Across the board, Norwegians were far more inclined to equalize than Shanghainese participants. On average, adults in Shanghai implemented twice as much inequality between children, and only 19% chose to fully equalize incomes—compared to 62% in Norway. These differences persisted even when accounting for factors like income, education, and parental status.

The study didn’t just measure preferences—it unpacked them. By varying the age of the children (five, nine, thirteen, or seventeen) and changing the cause of the inequality (luck or merit), the researchers could test which factors shaped fairness decisions. In both countries, adults were more accepting of inequality as children grew older, suggesting a developmental lens: younger children are viewed as more vulnerable and less responsible for outcomes. Adults were also more willing to accept inequality when it was merit-based rather than due to chance, though this distinction mattered more in Norway than in Shanghai.

An especially revealing insight came from a follow-up question: Do adults believe it's important for children to learn that life is not always fair? Both societies broadly agreed, but the conviction was stronger in Shanghai. This belief—what the authors call the “learning mechanism”—appeared to guide decisions. Those who agreed more strongly were more willing to allow inequality.

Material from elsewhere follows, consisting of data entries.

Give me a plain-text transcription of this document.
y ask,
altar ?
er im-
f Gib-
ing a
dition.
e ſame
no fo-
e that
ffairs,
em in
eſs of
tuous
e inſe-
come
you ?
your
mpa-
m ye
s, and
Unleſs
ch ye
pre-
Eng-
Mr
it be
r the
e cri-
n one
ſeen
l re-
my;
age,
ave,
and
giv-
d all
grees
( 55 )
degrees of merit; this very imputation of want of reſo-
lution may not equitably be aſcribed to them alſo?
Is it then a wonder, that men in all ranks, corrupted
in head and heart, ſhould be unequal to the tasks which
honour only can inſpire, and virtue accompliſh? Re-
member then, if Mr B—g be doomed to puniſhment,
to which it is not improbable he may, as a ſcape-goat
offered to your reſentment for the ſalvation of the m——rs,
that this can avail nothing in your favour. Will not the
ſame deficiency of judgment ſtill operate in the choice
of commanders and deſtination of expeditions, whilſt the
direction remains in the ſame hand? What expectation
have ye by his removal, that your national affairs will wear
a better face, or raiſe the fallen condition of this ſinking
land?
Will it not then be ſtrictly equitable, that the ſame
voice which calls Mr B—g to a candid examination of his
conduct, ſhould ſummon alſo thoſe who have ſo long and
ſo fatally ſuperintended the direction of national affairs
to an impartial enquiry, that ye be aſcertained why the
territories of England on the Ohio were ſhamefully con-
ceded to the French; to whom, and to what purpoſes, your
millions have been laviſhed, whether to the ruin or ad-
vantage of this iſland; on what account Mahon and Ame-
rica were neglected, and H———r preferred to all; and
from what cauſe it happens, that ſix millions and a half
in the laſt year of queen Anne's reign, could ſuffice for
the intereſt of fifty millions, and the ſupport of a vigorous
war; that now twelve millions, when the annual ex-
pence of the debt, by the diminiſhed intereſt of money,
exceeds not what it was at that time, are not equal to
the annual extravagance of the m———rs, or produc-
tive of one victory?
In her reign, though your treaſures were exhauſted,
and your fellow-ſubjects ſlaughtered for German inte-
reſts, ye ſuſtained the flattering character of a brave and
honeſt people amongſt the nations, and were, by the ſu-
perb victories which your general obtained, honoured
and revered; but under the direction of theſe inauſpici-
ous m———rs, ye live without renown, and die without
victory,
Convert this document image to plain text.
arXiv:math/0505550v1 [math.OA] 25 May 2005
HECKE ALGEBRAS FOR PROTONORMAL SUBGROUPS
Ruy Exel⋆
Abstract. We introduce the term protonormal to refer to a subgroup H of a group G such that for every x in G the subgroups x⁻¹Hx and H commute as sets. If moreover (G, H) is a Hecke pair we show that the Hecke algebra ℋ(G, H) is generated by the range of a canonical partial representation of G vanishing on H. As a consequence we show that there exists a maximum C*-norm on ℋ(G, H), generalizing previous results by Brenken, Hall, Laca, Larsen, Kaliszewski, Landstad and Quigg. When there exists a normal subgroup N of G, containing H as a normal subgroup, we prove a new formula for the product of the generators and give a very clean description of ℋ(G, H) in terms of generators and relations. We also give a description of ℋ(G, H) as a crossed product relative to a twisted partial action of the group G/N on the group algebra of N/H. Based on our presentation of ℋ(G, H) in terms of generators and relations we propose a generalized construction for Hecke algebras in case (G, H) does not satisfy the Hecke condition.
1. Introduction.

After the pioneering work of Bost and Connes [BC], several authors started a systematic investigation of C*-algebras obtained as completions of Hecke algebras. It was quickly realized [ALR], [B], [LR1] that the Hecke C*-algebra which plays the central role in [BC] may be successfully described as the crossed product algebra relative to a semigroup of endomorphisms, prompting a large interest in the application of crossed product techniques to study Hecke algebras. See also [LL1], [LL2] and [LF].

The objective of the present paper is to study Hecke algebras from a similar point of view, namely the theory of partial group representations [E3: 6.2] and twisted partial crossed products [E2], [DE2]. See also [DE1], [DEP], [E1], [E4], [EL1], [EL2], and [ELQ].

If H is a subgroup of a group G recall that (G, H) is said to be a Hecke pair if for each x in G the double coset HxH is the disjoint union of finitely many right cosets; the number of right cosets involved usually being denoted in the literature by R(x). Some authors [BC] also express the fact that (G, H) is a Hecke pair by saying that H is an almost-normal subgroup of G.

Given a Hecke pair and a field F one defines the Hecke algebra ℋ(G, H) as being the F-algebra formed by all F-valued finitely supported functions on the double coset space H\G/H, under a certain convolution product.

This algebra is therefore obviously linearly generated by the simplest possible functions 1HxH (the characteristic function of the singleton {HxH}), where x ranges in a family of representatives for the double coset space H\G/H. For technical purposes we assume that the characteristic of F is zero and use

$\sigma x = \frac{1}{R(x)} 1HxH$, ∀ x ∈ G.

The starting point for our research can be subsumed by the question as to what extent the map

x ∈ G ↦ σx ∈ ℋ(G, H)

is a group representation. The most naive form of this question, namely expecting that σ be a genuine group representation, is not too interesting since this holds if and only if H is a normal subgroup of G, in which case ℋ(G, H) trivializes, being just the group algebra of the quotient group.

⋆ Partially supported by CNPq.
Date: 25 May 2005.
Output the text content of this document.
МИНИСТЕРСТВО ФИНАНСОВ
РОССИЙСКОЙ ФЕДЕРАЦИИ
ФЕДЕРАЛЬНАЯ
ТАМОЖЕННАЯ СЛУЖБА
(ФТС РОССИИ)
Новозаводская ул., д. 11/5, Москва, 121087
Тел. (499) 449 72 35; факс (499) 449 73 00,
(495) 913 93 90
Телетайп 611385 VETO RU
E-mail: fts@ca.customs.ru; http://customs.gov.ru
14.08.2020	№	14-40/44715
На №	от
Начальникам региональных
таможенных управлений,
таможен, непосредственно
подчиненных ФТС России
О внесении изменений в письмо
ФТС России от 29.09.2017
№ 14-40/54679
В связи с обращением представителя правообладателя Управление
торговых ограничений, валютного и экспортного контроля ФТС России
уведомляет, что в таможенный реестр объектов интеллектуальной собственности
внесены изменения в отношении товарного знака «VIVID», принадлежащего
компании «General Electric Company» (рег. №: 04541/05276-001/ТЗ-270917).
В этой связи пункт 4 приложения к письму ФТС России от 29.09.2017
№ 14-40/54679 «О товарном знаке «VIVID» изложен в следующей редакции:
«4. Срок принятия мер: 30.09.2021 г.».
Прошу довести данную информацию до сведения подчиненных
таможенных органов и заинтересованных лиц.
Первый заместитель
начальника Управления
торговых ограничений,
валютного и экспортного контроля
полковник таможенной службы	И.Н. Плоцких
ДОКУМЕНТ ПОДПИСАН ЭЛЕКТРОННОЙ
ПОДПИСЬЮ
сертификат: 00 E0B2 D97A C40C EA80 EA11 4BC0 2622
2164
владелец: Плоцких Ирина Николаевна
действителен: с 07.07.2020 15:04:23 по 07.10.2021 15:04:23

The authors suggest that this moral logic may partly explain Shanghai’s higher tolerance: inequality isn’t just accepted—it’s seen as a teaching tool.

This moral calculus echoes broader cultural trends. In Shanghai, competition starts early, with academic rankings and elite sports programs introduced from a young age. Norway, by contrast, delays grading until eighth grade and discourages competitive structures in youth sports. The findings reflect and help explain these divergent approaches.

The researchers also examined whether attitudes toward inequality between children mirrored views on inequality between adults. They found that, particularly when inequality was caused by luck, people were more willing to accept it between adults than between children—especially in Norway. This suggests that childhood still holds a unique moral status, but that status erodes as children age.

Ultimately, the study points to a deeper truth: what societies believe about fairness and childhood shapes everything from school systems to social policies. When adults make decisions about how to treat children unequally, they are not only expressing their values—they are modeling them. The choices made today will ripple into the next generation, as children learn what is acceptable, what is fair, and what kind of society they belong to.

 

The Economic Journal, Volume 135 (667): 999 - 1020.